Publicado cuatro décadas después de Príncipes de Maine, reyes de Nueva Inglaterra, este libro sitúa la acción en 1908, en el estado de Maine. Una noche de ventisca deja en el porche del orfanato St. Cloud’s a una niña pequeña: es la semilla de una trama que cruzará continentes y generaciones.

Al frente del orfanato aparece de nuevo Dr. Wilbur Larch, figura ya conocida en la obra de Irving: médico con secretos, costumbres extrañas y métodos controvertidos que marcan el tono de la institución. La niña abandonada se llama Esther Nacht, huérfana nacida en Viena y criada, en parte, por una familia de Maine.

Los Winslow representan el calor doméstico y la disciplina cultural: Constance, bibliotecaria; Thomas, maestro devoto de Dickens. Su costumbre de acoger niñas como parte de la casa convierte a Esther en un eslabón entre mundos distintos. A partir de ahí la novela explora cómo se teje la identidad entre afectos adoptivos y orígenes perdidos.

Entre los hilos narrativos aparece un acuerdo familiar que complica la noción tradicional de maternidad: Esther hace un pacto con Honor, la hija menor de los Winslow, y el resultado es James —Jimmy—, un niño criado por Honor y marcado por el silencio sobre su progenitora biológica. Ese gesto sobre la parentalidad resuena a lo largo de la novela.

Qué contiene La reina Esther

  • Escenario: Maine (1908) como cruce de pequeñas comunidades y raíces transatlánticas.
  • Personajes centrales: Esther Nacht, el Dr. Wilbur Larch y la familia Winslow.
  • Temas: identidad, filiación, sexualidad, prácticas médicas históricas y la fuerza de la literatura.
  • Estilo narrativo: trama no lineal, saltos temporales y un humor a la vez triste y luminoso.
  • Traducción al español: edición reciente a cargo de Juan Trejo, que dialoga con las versiones anteriores de la obra de Irving.

Irving no cuenta los hechos de forma cronológica estricta. La novela se despliega por capas: escenas cotidianas, confesiones médicas, viajes a Viena e impulsos hacia Israel forman una red que revela la vida de Esther con progresiva nitidez.

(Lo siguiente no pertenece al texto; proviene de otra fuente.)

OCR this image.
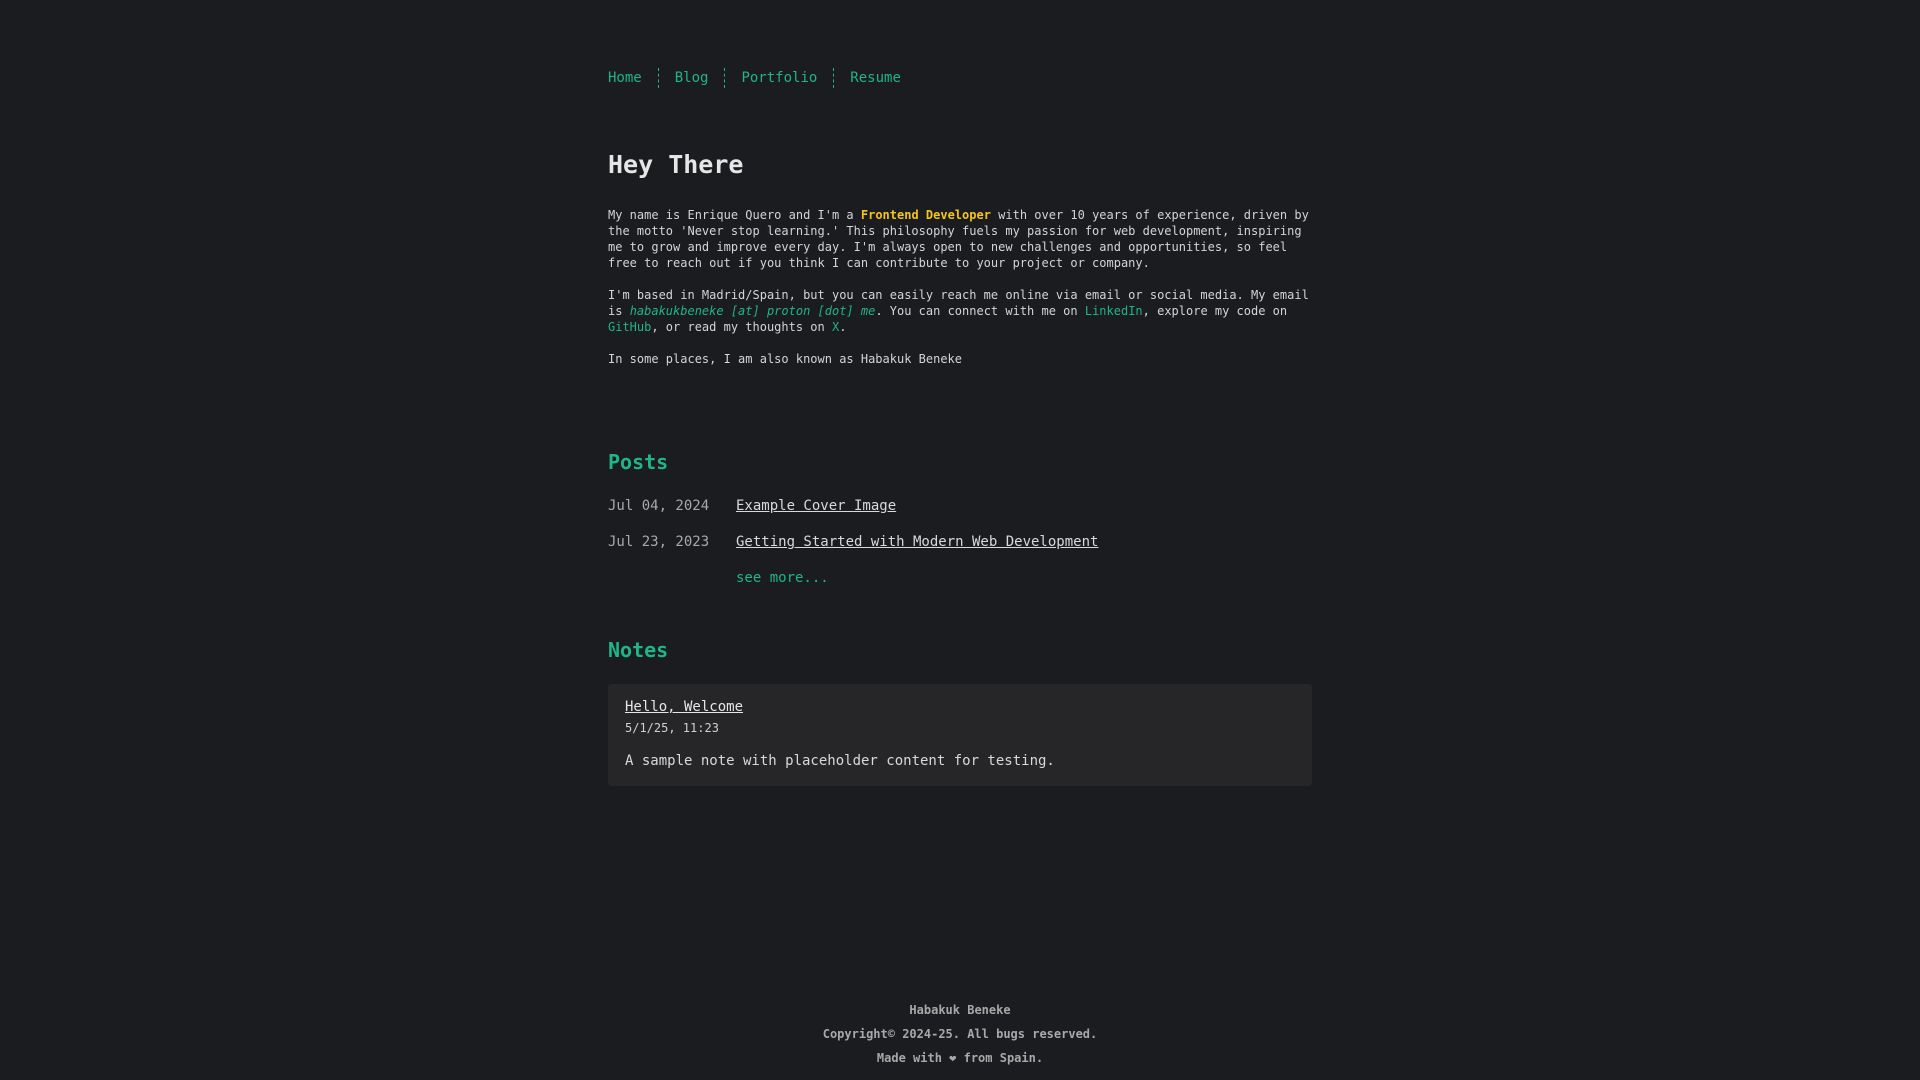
Home	Blog	Portfolio	Resume
Hey There

My name is Enrique Quero and I'm a Frontend Developer with over 10 years of experience, driven by the motto 'Never stop learning.' This philosophy fuels my passion for web development, inspiring me to grow and improve every day. I'm always open to new challenges and opportunities, so feel free to reach out if you think I can contribute to your project or company.

I'm based in Madrid/Spain, but you can easily reach me online via email or social media. My email is habakukbeneke [at] proton [dot] me. You can connect with me on LinkedIn, explore my code on GitHub, or read my thoughts on X.

In some places, I am also known as Habakuk Beneke

Posts
Jul 04, 2024	Example Cover Image
Jul 23, 2023	Getting Started with Modern Web Development
see more...
Notes
Hello, Welcome
5/1/25, 11:23
A sample note with placeholder content for testing.
Habakuk Beneke
Copyright© 2024-25. All bugs reserved.
Made with ❤ from Spain.
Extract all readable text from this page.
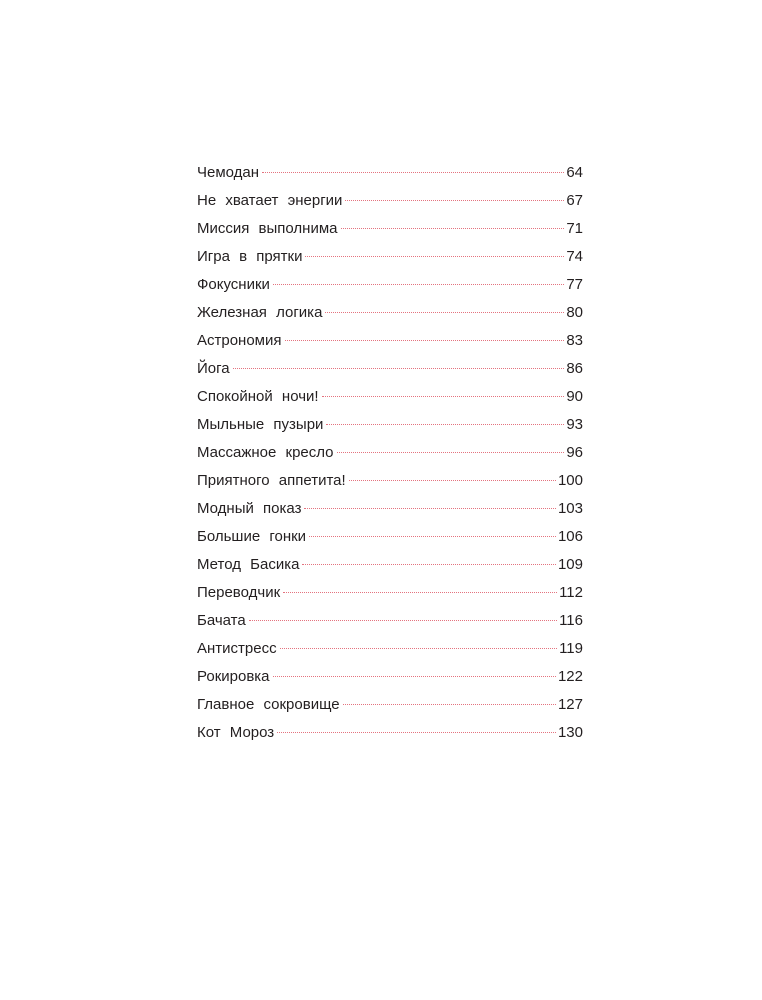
Чемодан	64
Не хватает энергии	67
Миссия выполнима	71
Игра в прятки	74
Фокусники	77
Железная логика	80
Астрономия	83
Йога	86
Спокойной ночи!	90
Мыльные пузыри	93
Массажное кресло	96
Приятного аппетита!	100
Модный показ	103
Большие гонки	106
Метод Басика	109
Переводчик	112
Бачата	116
Антистресс	119
Рокировка	122
Главное сокровище	127
Кот Мороз	130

El resultado es una lectura que exige paciencia pero recompensa con momentos de claridad emocional.

En la práctica, La reina Esther vuelve sobre preocupaciones recurrentes en la obra de Irving: la búsqueda del sentido individual, los conflictos en torno a la sexualidad y las decisiones médicas que condicionan destinos. En el centro, la literatura aparece como fuerza reparadora: los personajes leen, citan y se modelan a partir de novelas que funcionan como códigos de supervivencia.

El tono combina ironía y compasión. Hay escenas de humor doméstico y otras de gravedad ética; la mezcla es deliberada y sirve para que el lector confronte asuntos contemporáneos —maternidad, adopción, identidades múltiples— a través de la distancia histórica de la novela.

La traducción de Juan Trejo mantiene la fluidez y la riqueza léxica sin sacrificar los matices culturales; se percibe un trabajo cuidadoso que sitúa la novela con naturalidad en español sin perder la voz del autor. Los lectores que conocen la versión cinematográfica de la obra anterior —dirigida por Lasse Hallström— encontrarán reconocibles ciertos ecos, pero también un desplazamiento temático claro hacia la perspectiva de Esther.

Por qué leerla ahora: la novela habla de pertenencia en un mundo de desplazamientos y de decisiones privadas que, en su momento, eran públicas y polémicas. Ofrece una mirada amplia sobre cómo se construyen las familias y cómo la memoria —personal y colectiva— redefine el pasado. Para quienes siguen a Irving, es una expansión notable de su universo; para nuevos lectores, una puerta de entrada a sus obsesiones centrales.